How Chinese ‘moles’ could have burrowed deep into foreign firms
Data leak reveals that 1.9 million Communist Party members allegedly worked for major overseas companies and embassies
Acclaimed author John le Carré revolutionized the spy novel genre. The former British intelligence officer was also widely credited with inventing the word “mole” to describe an agent buried inside a security service or an organization.
If that is true, it is unlikely that le Carré would have batted an eyelid by Sunday’s revelations that Chinese operatives had burrowed deep within major “multinational corporations.”
But he would have raised more than an eyebrow before his death last week at what is being described as an unprecedented data leak involving nearly two million members of the Communist Party of China.
Many, according to the Inter-Parliamentary Alliance on China or IPAC, are now embedded in the workforce of some of the world’s leading companies. Included in the ‘who’s who’ list are aerospace giants, big banks and pharmaceutical groups manufacturing coronavirus vaccines, as well as foreign embassies and consulates.
“This investigation proves that members of the Chinese Communist Party [CCP] are now spread around the globe, with members working for some of the world’s most important multinational corporations, academic institutions and our own diplomatic services,” Iain Duncan Smith, a British politician and a former Conservative Party leader, said in media reports published in the United Kingdom and Australia.
Anonymous dissident
Up to 1.95 million CCP members are on the database, which was sent to IPAC by an anonymous dissident after being leaked on the Telegram messaging app, the Mail on Sunday and The Australian revealed.
Details showed that members of the Chinese Communist Party were, or are still, employed by:
- Aerospace high-fliers such as Airbus, Boeing and Rolls-Royce;
- International banks HSBC and Standard Chartered, which have a major presence in politically toxic Hong Kong;
- Big pharmaceutical groups Pfizer and AstraZeneca, which have been at the cutting-edge of Covid-19 vaccine research and development;
- As well as foreign diplomatic missions around the world.
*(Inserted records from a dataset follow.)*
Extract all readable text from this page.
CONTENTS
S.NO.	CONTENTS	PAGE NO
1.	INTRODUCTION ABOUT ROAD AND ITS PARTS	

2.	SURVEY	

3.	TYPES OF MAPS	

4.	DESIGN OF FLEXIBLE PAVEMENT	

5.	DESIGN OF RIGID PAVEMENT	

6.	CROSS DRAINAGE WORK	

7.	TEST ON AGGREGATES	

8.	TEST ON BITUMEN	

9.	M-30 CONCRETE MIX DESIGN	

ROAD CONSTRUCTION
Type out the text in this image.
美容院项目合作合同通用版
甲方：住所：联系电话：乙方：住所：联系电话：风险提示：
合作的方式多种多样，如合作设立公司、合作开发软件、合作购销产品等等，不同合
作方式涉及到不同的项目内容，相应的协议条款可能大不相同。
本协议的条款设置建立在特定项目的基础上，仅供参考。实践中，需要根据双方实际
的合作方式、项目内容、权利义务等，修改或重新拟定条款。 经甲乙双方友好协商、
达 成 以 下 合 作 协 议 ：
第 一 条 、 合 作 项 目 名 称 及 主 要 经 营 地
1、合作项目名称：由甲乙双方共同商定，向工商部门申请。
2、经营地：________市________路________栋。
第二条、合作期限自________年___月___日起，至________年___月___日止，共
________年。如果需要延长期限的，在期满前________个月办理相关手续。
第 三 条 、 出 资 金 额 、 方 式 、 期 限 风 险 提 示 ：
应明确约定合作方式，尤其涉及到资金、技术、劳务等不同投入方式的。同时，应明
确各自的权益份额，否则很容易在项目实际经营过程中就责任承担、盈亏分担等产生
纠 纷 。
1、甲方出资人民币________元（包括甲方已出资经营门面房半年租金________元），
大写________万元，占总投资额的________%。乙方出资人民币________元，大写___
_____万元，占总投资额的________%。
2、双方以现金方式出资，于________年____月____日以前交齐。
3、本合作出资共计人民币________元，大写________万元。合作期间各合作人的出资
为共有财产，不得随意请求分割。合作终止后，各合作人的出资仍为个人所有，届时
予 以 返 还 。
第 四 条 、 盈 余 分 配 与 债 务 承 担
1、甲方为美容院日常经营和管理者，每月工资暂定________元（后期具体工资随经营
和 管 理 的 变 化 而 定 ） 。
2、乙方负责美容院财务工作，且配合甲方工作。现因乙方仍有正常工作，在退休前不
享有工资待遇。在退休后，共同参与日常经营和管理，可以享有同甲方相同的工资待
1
While the “list” offers no evidence of covert intelligence operations, it points to the fact that all card-carrying CCP members must swear an oath of loyalty and “secrecy to the Party.”
“It is my will to join the Communist Party of China, uphold the Party’s program, observe the provisions of the Party Constitution, fulfill a Party member’s duties, carry out the Party’s decisions, strictly observe Party discipline, guard Party secrets, be loyal to the Party, work hard, fight for communism throughout my life, be ready at all times to sacrifice my all for the Party and the people, and never betray the Party.”
In a commentary written for the Mail on Sunday, IPAC Co-Chair Duncan Smith compared “CCP”membership to “joining a crime family in the New York Mafia.”
“The CCP demands secrecy, cunning and utterly ruthless discipline. Notoriously secretive, its authority is absolute,” he said about the 90 million card-carrying members.
In response, China’s state-owned media has dismissed the allegations as a “witch hunt,” concocted by Duncan Smith and IPAC, an affiliation of 150 politicians from around the world.
Global Times even compared the reports to “McCarthyism,” referring to the reds-under-the-bed hearings overseen by US senator Joe McCarthy. They took place in the 1950s against the backdrop of the nascent Cold War, pitting the United States against the Soviet Union.
‘Anti-China clique’
Fast forward 70 years and the nationalistic tabloid, which is owned by the official mouthpiece of the CCP, the People’s Daily, stated that this was “not a new trick for the anti-China clique.”
“Observers said that the narrative that connects [Party] membership to intelligence work and security risks was ‘ridiculous and ignorant of Chinese society,’” Global Times said.
Chen Hong, a professor at East China Normal University, went further, calling it a smear campaign after appearing on the “list”. “I suspect the database is completely erroneous,” he said, adding that he had never joined the CCP.
To paraphrase le Carré’s work, that sentence could have come straight from Beijing Central. Or, maybe, from an alleged spy that came in from the cold?